Solange bürgerliche Demokratie auch vom Monopolkapital bevorzugt wird, wie es zur Zeit der Fall ist, und deshalb das politische Feindbild der faschistischen Bewegungen/Parteien noch nicht deckungsgleich mit dem des Monopolkapitals ist, haben faschistische Bewegungen/Parteien vor allem folgende Funktionen:
- "Die Auffangfunktion bzw. die Funktion der Ableitung und Umfunktionierung von Protestpotentialen".
- "Die Barometerfunktion (Ablesbarkeit [... für] eine tragfähige antiparlamentarische Massenbasis".
- "Die Alibifunktion für reaktionäre Regierungspolitik" (Berufung der Regierung auf Forderungen in der Öffentlichkeit).
- "Die aktive Antreiberfunktion" (faschistisches Druckpotenzial, Regierung rückt nach rechts, reaktionäre Teile des Monopolkapitals üben Druck auf gemäßigtere Kapitalfraktionen aus).
- "Die langfristige ideologische Umorientierungsfunktion (... 'Geschichtsbildrevison', Irrationalismuspropaganda ....)".
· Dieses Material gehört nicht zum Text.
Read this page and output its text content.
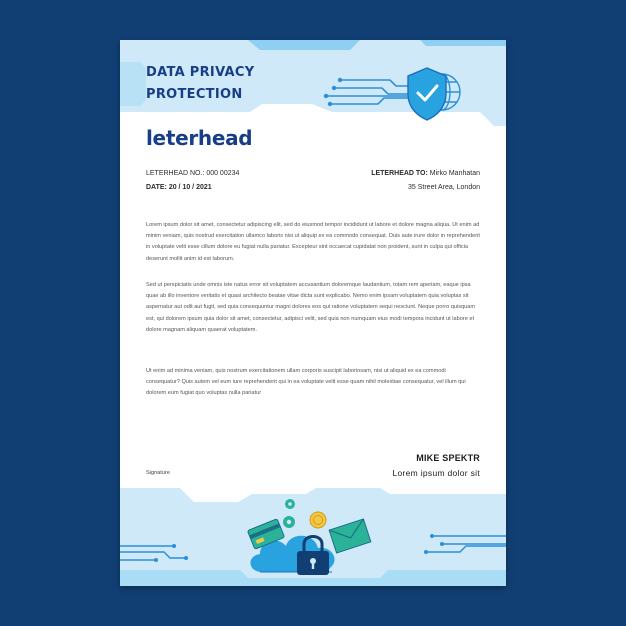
DATA PRIVACY
PROTECTION
leterhead
LETERHEAD NO.: 000 00234
DATE: 20 / 10 / 2021
LETERHEAD TO: Mirko Manhatan
35 Street Area, London

Lorem ipsum dolor sit amet, consectetur adipiscing elit, sed do eiusmod tempor incididunt ut labore et dolore magna aliqua. Ut enim ad minim veniam, quis nostrud exercitation ullamco laboris nisi ut aliquip ex ea commodo consequat. Duis aute irure dolor in reprehenderit in voluptate velit esse cillum dolore eu fugiat nulla pariatur. Excepteur sint occaecat cupidatat non proident, sunt in culpa qui officia deserunt mollit anim id est laborum.

Sed ut perspiciatis unde omnis iste natus error sit voluptatem accusantium doloremque laudantium, totam rem aperiam, eaque ipsa quae ab illo inventore veritatis et quasi architecto beatae vitae dicta sunt explicabo. Nemo enim ipsam voluptatem quia voluptas sit aspernatur aut odit aut fugit, sed quia consequuntur magni dolores eos qui ratione voluptatem sequi nesciunt. Neque porro quisquam est, qui dolorem ipsum quia dolor sit amet, consectetur, adipisci velit, sed quia non numquam eius modi tempora incidunt ut labore et dolore magnam aliquam quaerat voluptatem.

Ut enim ad minima veniam, quis nostrum exercitationem ullam corporis suscipit laboriosam, nisi ut aliquid ex ea commodi consequatur? Quis autem vel eum iure reprehenderit qui in ea voluptate velit esse quam nihil molestiae consequatur, vel illum qui dolorem eum fugiat quo voluptas nulla pariatur

MIKE SPEKTR
Lorem ipsum dolor sit
Signature
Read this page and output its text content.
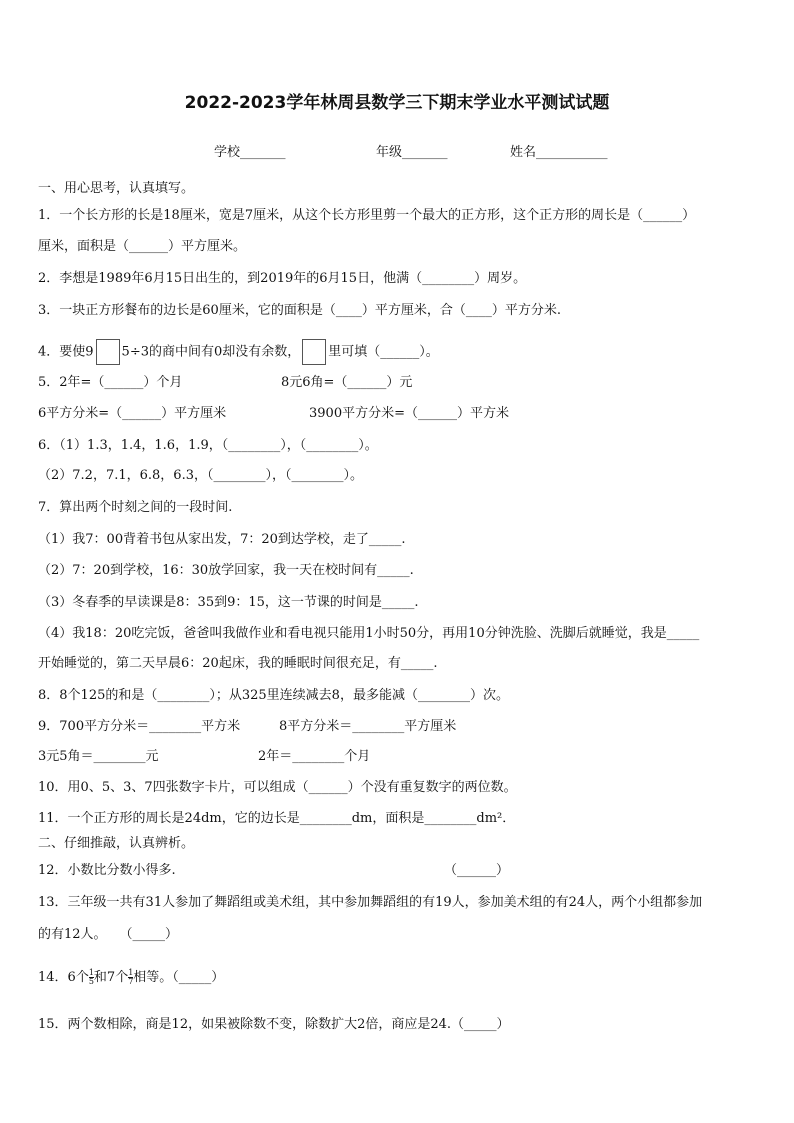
2022-2023学年林周县数学三下期末学业水平测试试题
学校_______	年级_______	姓名___________
一、用心思考，认真填写。
1．一个长方形的长是18厘米，宽是7厘米，从这个长方形里剪一个最大的正方形，这个正方形的周长是（______）
厘米，面积是（______）平方厘米。
2．李想是1989年6月15日出生的，到2019年的6月15日，他满（________）周岁。
3．一块正方形餐布的边长是60厘米，它的面积是（____）平方厘米，合（____）平方分米.
4．要使9 5÷3的商中间有0却没有余数， 里可填（______）。
5．2年=（______）个月	8元6角=（______）元
6平方分米=（______）平方厘米	3900平方分米=（______）平方米
6．（1）1.3，1.4，1.6，1.9，（________），（________）。
（2）7.2，7.1，6.8，6.3，（________），（________）。
7．算出两个时刻之间的一段时间.
（1）我7：00背着书包从家出发，7：20到达学校，走了_____.
（2）7：20到学校，16：30放学回家，我一天在校时间有_____.
（3）冬春季的早读课是8：35到9：15，这一节课的时间是_____.
（4）我18：20吃完饭，爸爸叫我做作业和看电视只能用1小时50分，再用10分钟洗脸、洗脚后就睡觉，我是_____
开始睡觉的，第二天早晨6：20起床，我的睡眠时间很充足，有_____.
8．8个125的和是（________）；从325里连续减去8，最多能减（________）次。
9．700平方分米＝________平方米	8平方分米＝________平方厘米
3元5角＝________元	2年＝________个月
10．用0、5、3、7四张数字卡片，可以组成（______）个没有重复数字的两位数。
11．一个正方形的周长是24dm，它的边长是________dm，面积是________dm²．
二、仔细推敲，认真辨析。
12．小数比分数小得多.	（______）
13．三年级一共有31人参加了舞蹈组或美术组，其中参加舞蹈组的有19人，参加美术组的有24人，两个小组都参加
的有12人。　　（_____）
14．6个 $\frac{1}{5}$ 和7个 $\frac{1}{7}$ 相等。（_____）
15．两个数相除，商是12，如果被除数不变，除数扩大2倍，商应是24.（_____）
- "Die terroristische Einschüchterungs- und Hilfspolizei-Funktion gegenüber demokratischen Bewegungen" (aktuell z.B. national befreite Zonen)(.
- "Die Destabilisierungsfunktion" (aktuell v.a. Förderung des Eindrucks der "Unregierbarkeit" der Gesellschaft).
- "Die Straßenkampf- und Bürgerkriegsfunktion" (momentan erst in Ausnahmen verwirklicht).
Wer in diesem Definitions- und Begriffsrahmen die AfD als Vorfeldorganisation faschistischer Machtübernahme begreift, liegt richtig.